Chester Whiteman and Fred Mesquado.jpg

Chester Whiteman, a Southern Cheyenne, left, and Fred Mosqueda, a Southern Arapaho, attend a ceremony at the Sand Creek site near Eads on the 156th anniversary of the massacre, Nov. 29, 2020.

Members of the joint Capital Development Committee heard often-emotional testimony Thursday from the descendants of those massacred at Sand Creek in 1864, and why they want to see a memorial to the Cheyenne and Arapahoe who died there on the west side of the state Capitol. 

Last week, the Capital Building Advisory Committee heard about some design changes contemplated for the Sand Creek Massacre Memorial, created by artist Harvey Pratt, a descendant of Sand Creek victims.

The massacre took place on Nov. 29, 1864, when the First and Third Colorado Cavalry, led by Col. John Chivington, attacked a settlement of Cheyenne and Arapaho camped at Sand Creek, in what's now Kiowa County. About 250 people, mostly women, children and elderly, were slaughtered in the attack. The massacre resulted in a congressional investigation and the resignation of Territorial Gov. John Evans, although Chivington, who resigned shortly after, was never held accountable. 

The site proposed for the memorial is the previous location of a Union soldier statue that was taken down during last summer's protests over racial injustice. The Union soldier statue was on a base with four plaques that listed Civil War battles in which Coloradans participated.
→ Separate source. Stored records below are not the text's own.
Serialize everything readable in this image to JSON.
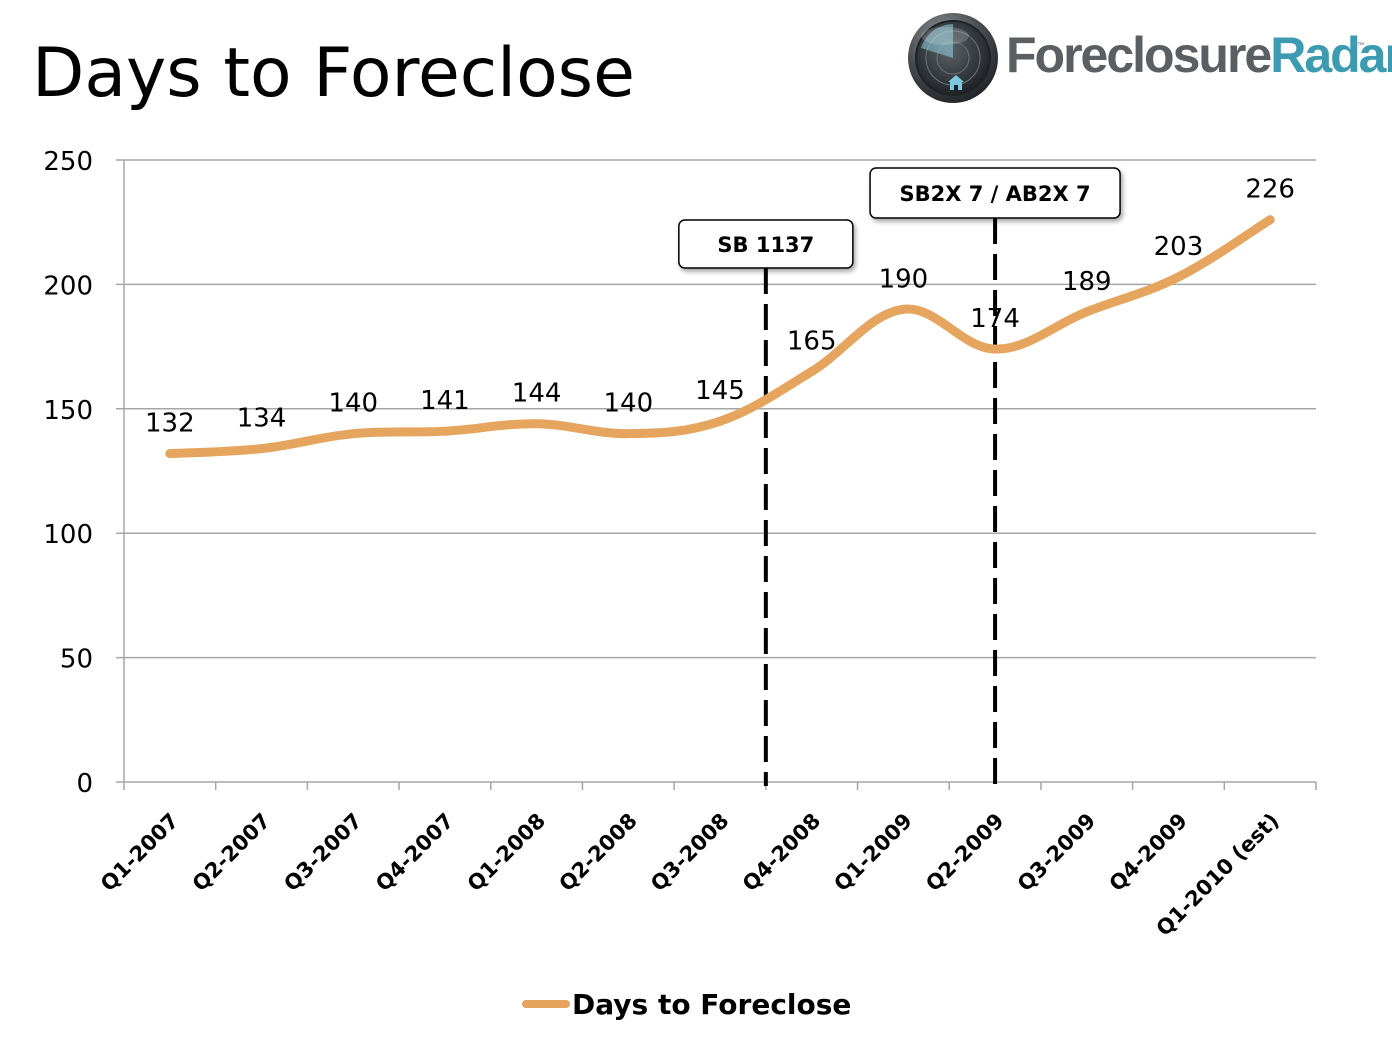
{
  "title": "Days to Foreclose",
  "logo": {
    "text_part1": "Foreclosure",
    "text_part2": "Radar",
    "tm": "™",
    "icon": "radar-house-icon"
  },
  "colors": {
    "line": "#e6a55e",
    "grid": "#a6a6a6",
    "logo_gray": "#5a5f63",
    "logo_teal": "#3c9bb1"
  },
  "chart_data": {
    "type": "line",
    "categories": [
      "Q1-2007",
      "Q2-2007",
      "Q3-2007",
      "Q4-2007",
      "Q1-2008",
      "Q2-2008",
      "Q3-2008",
      "Q4-2008",
      "Q1-2009",
      "Q2-2009",
      "Q3-2009",
      "Q4-2009",
      "Q1-2010 (est)"
    ],
    "series": [
      {
        "name": "Days to Foreclose",
        "values": [
          132,
          134,
          140,
          141,
          144,
          140,
          145,
          165,
          190,
          174,
          189,
          203,
          226
        ]
      }
    ],
    "data_labels": [
      "132",
      "134",
      "140",
      "141",
      "144",
      "140",
      "145",
      "165",
      "190",
      "174",
      "189",
      "203",
      "226"
    ],
    "ylim": [
      0,
      250
    ],
    "yticks": [
      0,
      50,
      100,
      150,
      200,
      250
    ],
    "grid": true,
    "smooth": true,
    "legend_position": "bottom",
    "annotations": [
      {
        "label": "SB 1137",
        "between": [
          "Q3-2008",
          "Q4-2008"
        ]
      },
      {
        "label": "SB2X 7 / AB2X 7",
        "at": "Q2-2009"
      }
    ]
  }
}
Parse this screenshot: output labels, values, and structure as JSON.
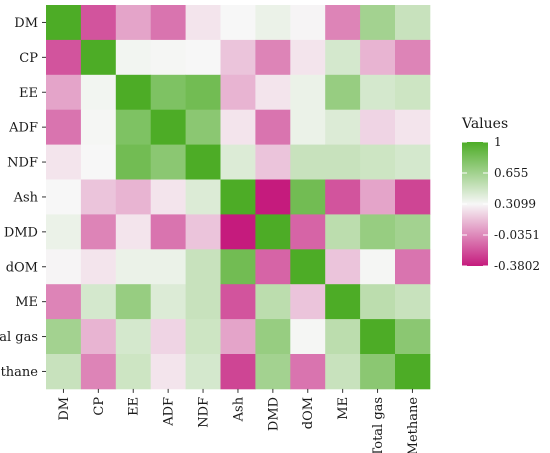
{
  "chart_data": {
    "type": "heatmap",
    "x_categories": [
      "DM",
      "CP",
      "EE",
      "ADF",
      "NDF",
      "Ash",
      "DMD",
      "dOM",
      "ME",
      "Total gas",
      "Methane"
    ],
    "y_categories": [
      "DM",
      "CP",
      "EE",
      "ADF",
      "NDF",
      "Ash",
      "DMD",
      "dOM",
      "ME",
      "Total gas",
      "Methane"
    ],
    "values": [
      [
        1.0,
        -0.2,
        0.05,
        -0.1,
        0.25,
        0.31,
        0.36,
        0.3,
        -0.05,
        0.65,
        0.5
      ],
      [
        -0.2,
        1.0,
        0.33,
        0.32,
        0.31,
        0.15,
        -0.05,
        0.25,
        0.45,
        0.1,
        -0.05
      ],
      [
        0.05,
        0.33,
        1.0,
        0.8,
        0.85,
        0.1,
        0.25,
        0.36,
        0.7,
        0.45,
        0.48
      ],
      [
        -0.1,
        0.32,
        0.8,
        1.0,
        0.75,
        0.25,
        -0.1,
        0.36,
        0.42,
        0.2,
        0.25
      ],
      [
        0.25,
        0.31,
        0.85,
        0.75,
        1.0,
        0.42,
        0.15,
        0.5,
        0.5,
        0.48,
        0.45
      ],
      [
        0.31,
        0.15,
        0.1,
        0.25,
        0.42,
        1.0,
        -0.38,
        0.85,
        -0.2,
        0.05,
        -0.25
      ],
      [
        0.36,
        -0.05,
        0.25,
        -0.1,
        0.15,
        -0.38,
        1.0,
        -0.15,
        0.55,
        0.7,
        0.65
      ],
      [
        0.3,
        0.25,
        0.36,
        0.36,
        0.5,
        0.85,
        -0.15,
        1.0,
        0.15,
        0.32,
        -0.1
      ],
      [
        -0.05,
        0.45,
        0.7,
        0.42,
        0.5,
        -0.2,
        0.55,
        0.15,
        1.0,
        0.55,
        0.5
      ],
      [
        0.65,
        0.1,
        0.45,
        0.2,
        0.48,
        0.05,
        0.7,
        0.32,
        0.55,
        1.0,
        0.75
      ],
      [
        0.5,
        -0.05,
        0.48,
        0.25,
        0.45,
        -0.25,
        0.65,
        -0.1,
        0.5,
        0.75,
        1.0
      ]
    ],
    "legend": {
      "title": "Values",
      "ticks": [
        "1",
        "0.655",
        "0.3099",
        "-0.0351",
        "-0.3802"
      ],
      "tick_values": [
        1,
        0.655,
        0.3099,
        -0.0351,
        -0.3802
      ],
      "range": [
        -0.3802,
        1
      ],
      "placement": "right"
    },
    "colors": {
      "low": "#c51b7d",
      "mid": "#f7f7f7",
      "high": "#4dac26"
    },
    "x_label_rotation": "vertical"
  }
}
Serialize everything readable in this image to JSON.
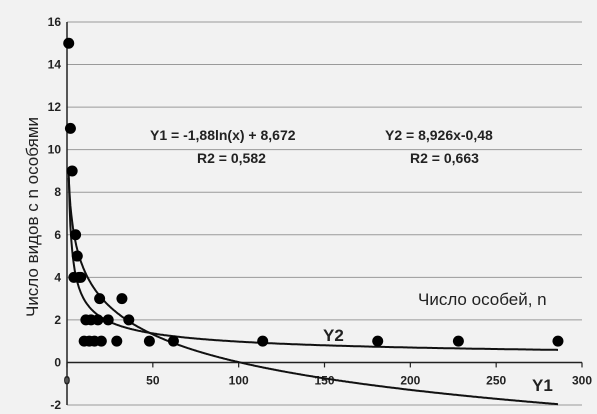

Among the battles listed was Sand Creek, which was not a Civil War battle. An additional plaque was placed on the base in 2002 to correct that error. 

Descendants of the victims and survivors want to see the memorial on the same site, largely because of what happened after the attack. 

Rep. Susan Lontine, D-Denver, who chairs the building committee, said that the soldiers who participated in the massacre paraded "trophies" through the streets of downtown Denver, ending that parade on what's now the Capitol's west steps. Those trophies included body parts, she said. The west steps "have significance for them as a location." In addition, Lontine told the Capital Development Committee, "we are dealing with indigenous people who have suffered numerous broken promises. I feel the approval of the [building committee] is a step toward a promise to fulfilling and placing the memorial on Capitol grounds." That promise should be a part of the CDC's consideration, she said. 

Lontine said she hadn't been happy that the Union soldier statue was torn down, "but it was done ... it seemed logical to me to offer that spot to the tribes," given that the memorial had been on the backburner for her committee for the last five years. While the proposal made it all the way through the General Assembly in 2016, the lack of agreement on a site was what put it on ice. The tribes back then wanted the Union soldier site but the state would not agree to it.

Fred Mosqueda, a Southern Cheyenne and Arapaho Tribe Sand Creek Tribal Representative, told the committee that the Arapaho were part of Denver long before anyone else. Cheyenne and Arapaho people were camped on Cherry Creek. "We were there," Mosqueda said. 

"There have been a lot of obstacles to get where we are today," added Ben Ridgely, Northern Arapaho Sand Creek Tribal Representative. "Colorado is still our homeland, our reservation." Putting the statue on the west steps area would "make it right with our ancestors," he told the committee. It also provides the opportunity "to educate our people and the nation as a whole," he said.

One witness recalled the apology from then-Gov. John Hickenlooper in 2014 for the Sand Creek atrocity. But Chester Whiteman, a Southern Cheyenne and Arapaho Tribe Sand Creek Tribal Representative, indicated an apology is not enough. "Our people are dealing with generational trauma," he told the committee. "How sincere are those apologies? It's just a piece of paper ... Denver was a part of our property, our reservation, our land base. We need real apologies," Whiteman said. 

"I agree with you, it was wrong," said Sen. Rhonda Fields, D-Aurora.  She agreed that these are long-standing consequences that need to be addressed, but added she did not want to rush through a decision.

The Capital Development Committee is expected to make a decision or recommendation on the Sand Creek statute at its next meeting next month.